Here at Griffon Lore Games (which, right now is Anthony and Christophe, ha ha) we are big fans of hard fantasy well beyond a descriptive, logical definition of how magic works. A hard fantasy word to us is indeed:
Motivational: NPCs have motivations both covert and overt.
Political: The fantasy world has movers and shakers, those that fight the status quo and those that try to preserve it.
Historical: The current world can be explained by describing what has come before.
Villainous: The bad guys are not the bad guys in their own story, and on the off-chance they recognize they are the bad guys, they have distinctive motivations for being so.

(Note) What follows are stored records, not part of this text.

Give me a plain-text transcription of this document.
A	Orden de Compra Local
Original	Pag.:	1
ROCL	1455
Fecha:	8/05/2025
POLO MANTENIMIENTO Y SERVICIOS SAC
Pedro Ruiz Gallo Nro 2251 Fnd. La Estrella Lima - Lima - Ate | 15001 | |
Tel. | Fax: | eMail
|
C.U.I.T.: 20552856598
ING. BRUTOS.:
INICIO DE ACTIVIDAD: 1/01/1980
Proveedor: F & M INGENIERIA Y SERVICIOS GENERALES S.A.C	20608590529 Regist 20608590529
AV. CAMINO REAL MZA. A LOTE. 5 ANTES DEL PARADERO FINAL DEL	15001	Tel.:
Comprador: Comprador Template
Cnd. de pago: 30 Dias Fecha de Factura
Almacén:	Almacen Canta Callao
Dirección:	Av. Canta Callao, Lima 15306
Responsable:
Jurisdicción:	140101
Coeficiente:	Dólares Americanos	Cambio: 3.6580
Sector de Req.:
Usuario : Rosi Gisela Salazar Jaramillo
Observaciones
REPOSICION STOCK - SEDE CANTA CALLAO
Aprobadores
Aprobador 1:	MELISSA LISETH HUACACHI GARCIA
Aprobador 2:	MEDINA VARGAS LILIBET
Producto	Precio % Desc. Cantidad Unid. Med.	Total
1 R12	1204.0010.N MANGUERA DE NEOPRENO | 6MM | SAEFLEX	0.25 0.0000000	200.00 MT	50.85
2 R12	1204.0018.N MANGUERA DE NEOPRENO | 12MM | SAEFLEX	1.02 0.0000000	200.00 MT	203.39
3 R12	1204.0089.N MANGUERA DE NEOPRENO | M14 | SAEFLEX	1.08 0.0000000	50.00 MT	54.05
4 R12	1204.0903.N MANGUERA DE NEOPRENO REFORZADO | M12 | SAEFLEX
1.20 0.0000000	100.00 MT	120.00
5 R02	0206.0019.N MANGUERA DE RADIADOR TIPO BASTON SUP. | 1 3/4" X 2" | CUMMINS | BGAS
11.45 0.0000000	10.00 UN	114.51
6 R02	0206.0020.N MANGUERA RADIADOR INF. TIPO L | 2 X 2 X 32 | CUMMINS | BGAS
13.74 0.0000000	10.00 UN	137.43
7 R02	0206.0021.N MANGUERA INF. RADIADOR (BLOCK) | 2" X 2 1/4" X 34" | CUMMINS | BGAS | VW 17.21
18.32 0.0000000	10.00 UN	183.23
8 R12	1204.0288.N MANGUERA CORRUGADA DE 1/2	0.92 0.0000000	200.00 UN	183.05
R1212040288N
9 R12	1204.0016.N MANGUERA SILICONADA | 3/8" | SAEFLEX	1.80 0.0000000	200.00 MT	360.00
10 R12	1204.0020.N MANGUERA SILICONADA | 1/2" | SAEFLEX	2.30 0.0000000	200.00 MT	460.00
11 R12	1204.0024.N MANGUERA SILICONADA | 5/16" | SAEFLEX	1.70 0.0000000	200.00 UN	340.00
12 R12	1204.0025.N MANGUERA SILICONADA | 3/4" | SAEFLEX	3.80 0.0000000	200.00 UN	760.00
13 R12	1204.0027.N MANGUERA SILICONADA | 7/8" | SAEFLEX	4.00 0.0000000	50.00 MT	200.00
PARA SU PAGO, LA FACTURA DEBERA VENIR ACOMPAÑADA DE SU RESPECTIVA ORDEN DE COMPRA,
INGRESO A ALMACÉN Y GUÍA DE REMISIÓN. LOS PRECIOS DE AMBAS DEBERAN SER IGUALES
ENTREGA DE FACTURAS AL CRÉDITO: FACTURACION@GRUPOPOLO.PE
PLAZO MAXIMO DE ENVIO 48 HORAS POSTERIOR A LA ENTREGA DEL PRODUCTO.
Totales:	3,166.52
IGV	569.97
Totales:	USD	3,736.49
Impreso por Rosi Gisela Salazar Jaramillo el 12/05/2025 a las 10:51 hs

Magical: The story doesn’t drive the magical system where horrific miracles happen because suddenly it’s the middle of the book and the hero needs a low point. The magical system codifies the story, not the other way around.
Mythical: All people have a creation myth, and the magical and historical items and people within the world have lore that defines them, even if the lore isn’t accurate.
Divine: Especially with RPGs, the divine impacts the people and the people impact the gods. Especially with hard fantasy, what the gods can’t do is just, if not more, interesting and useful to a DM than what a god can do.
Geographical: The fantasy world has distinctive, descriptive geography that shapes all the other hard fantasy attributes.
Now, if you’re into RPGs and the above sounds like a bullet-list for world building—now you get it! It’s not just tough encounters and hard win conditions. It is the whole package. It’s gritty, it’s rich, it make sense and sometimes you can win the battle but lose the war. It’s a fantasy world that breathes. Curse of the Lost Memories is hard fantasy and the campaign world presented in the overall adventure path, Chronicles of the Celestial Chains, is so hard fantasy you can bounce a rock off it. FROM ORBIT.
I’ve got a lot more to say about hard fantasy. We’ve got examples we’re going to talk about later. I’ll even go so far as to truck out RPG products that are hard fantasy and were successful, and RPG products that played fast and loose and were not.